En esta ocasión la victoria en la Champions, la Liga y la Copa del Rey los he vivido con especial emoción. Sí, lo reconozco, una de las razones es que me sigues pareciendo uno de los hombres más guapos y elegantes de España, pero hay más Me he alegrado por cada una de tus victorias de esta temporada no sólo porque creo que personas como tú (y la mayor parte de tu equipo), comedidas, serias, leales, trabajadoras y educadas, se merecen cualquier éxito, sino que además considero que , por el bien social, éstos deben ser visibles. Porque hoy en día, lo que se ve en los medios y se acaba transmitiendo a la sociedad es esa idea odiosa de que aquí sólo triunfa de verdad el listillo, el agresivo, el polémico… La televisión está llena de “profesionales de la información” que defienden el alcahuetismo más pestilente llamándolo periodismo, de personas que confunden la sinceridad y una personalidad fuerte con la peor educación y la soberbia absurda del acomplejado. Los defectos se convierten en cualidades y el resultado acaba siendo que la gente seria es considerada borde y aburrida (por no participar en el circo); la educada , falsa por “no decir las cosas a la cara” (solo las peores y más hirientes, por supuesto); y la ilustrada o culta, soberbia y frikie. Por el contrario, se confunde la agresividad chabacana con valentía, el paletismo sonrojante con espontaneidad o la mentira y el engaño con manifestaciones de inteligencia.

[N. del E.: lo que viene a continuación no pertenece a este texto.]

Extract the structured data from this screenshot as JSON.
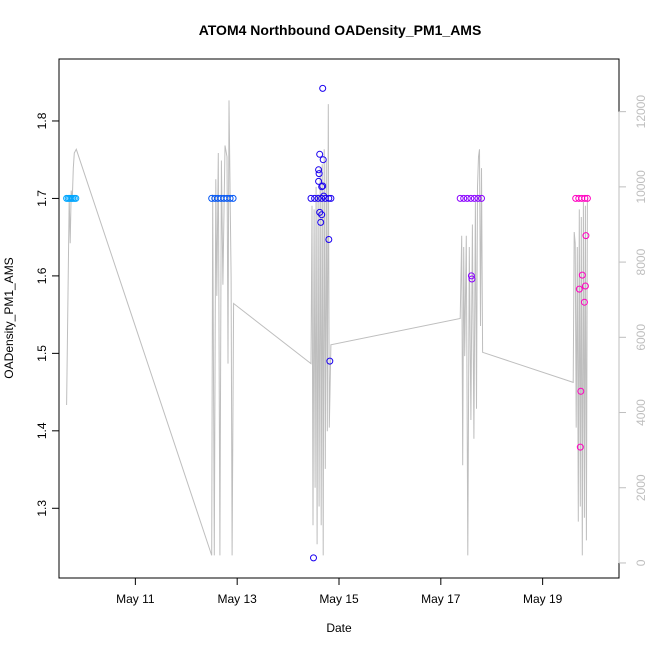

Ésos son nuestros ejemplos de personas con éxito, los modelos a imitar.

Por eso me reconforta verte en la televisión, escucharte hablar con mesura y tranquilidad en cada una de tus intervenciones, sobre lo que te toca, sin meterte en más jardines ni buscar la polémica absurda. Porque pareces una de esas personas con las que se podría disfrutar de una caña relajada y agradable, y eso, créeme, no abunda en el “ojo mediático”. Me alegro muchísimo por tus triunfos, pero casi aún más por el enorme favor que hace a la sociedad la visibilidad de gente como tú. De gente normal. Enhorabuena.